'Ismael Ax' - Cho Seung-Hui's scrawl
Scrawled on Cho Seung-Hui's arm was a cryptic phrase: Ismael-Ax:
"Ismael-Ax" could refer to God's request that Abraham kill his own son, before God intervenes on the boy's behalf. In the Judao-Christian tradition, the son is Isaac, the father of the Jewish people. Islamic texts hold that the subject is his older half-brother Ismail. In some versions, of the story the instrument is a knife, and in others it is an axe... |
A Hot Air reader has an interesting conjecture regarding the phrase, noting that the killer was an English major:
You probably already know this, but in James Fennimore [sic] Cooper’s story “The Prairie,” the settler Ishmael Bush, who is attempting to escape from civilization, sets out across the prairie with two key tools, a gun and an axe. Each has a symbolic meaning. The axe — which can either kill or provide shelter — stands for both creation and destruction. Given that the VT killer was an English major, might this be the likely meaning of the words on his arm? Just my two cents. |
There might be something to this suggestion. In History and Mythology in The Prairie, the University of Copenhagen's Henning Goldbæk describes the protagonist:
...there is the Squatter, Ishmael Bush, who is brutal, stupid, representing the border between nature and civilization, or the first step of civilization.
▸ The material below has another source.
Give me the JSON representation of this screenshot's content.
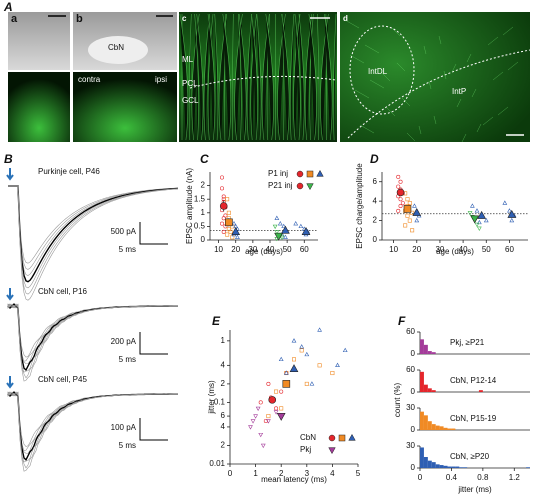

He seems to be the most interesting character in the book, because he represents almost all phases in the book. He has left civilization, he lives an almost mythic life on the prairie, but at the end of the novel he returns to civilization... The Squatter is interesting, because he is the person, who casts a shadow before. He lives "on the skirts of society...", he is not religious, and the only learning he respects, is "that of the leech." He has no respect for nature, he fells any tree he wants around him, because he is "above" the law. But what is the law? Ishmael Bush is above the law... |
Any linkages between "the Squatter" and the Virginia Tech mass-murderer are rank speculation, to be sure, but interesting nonetheless.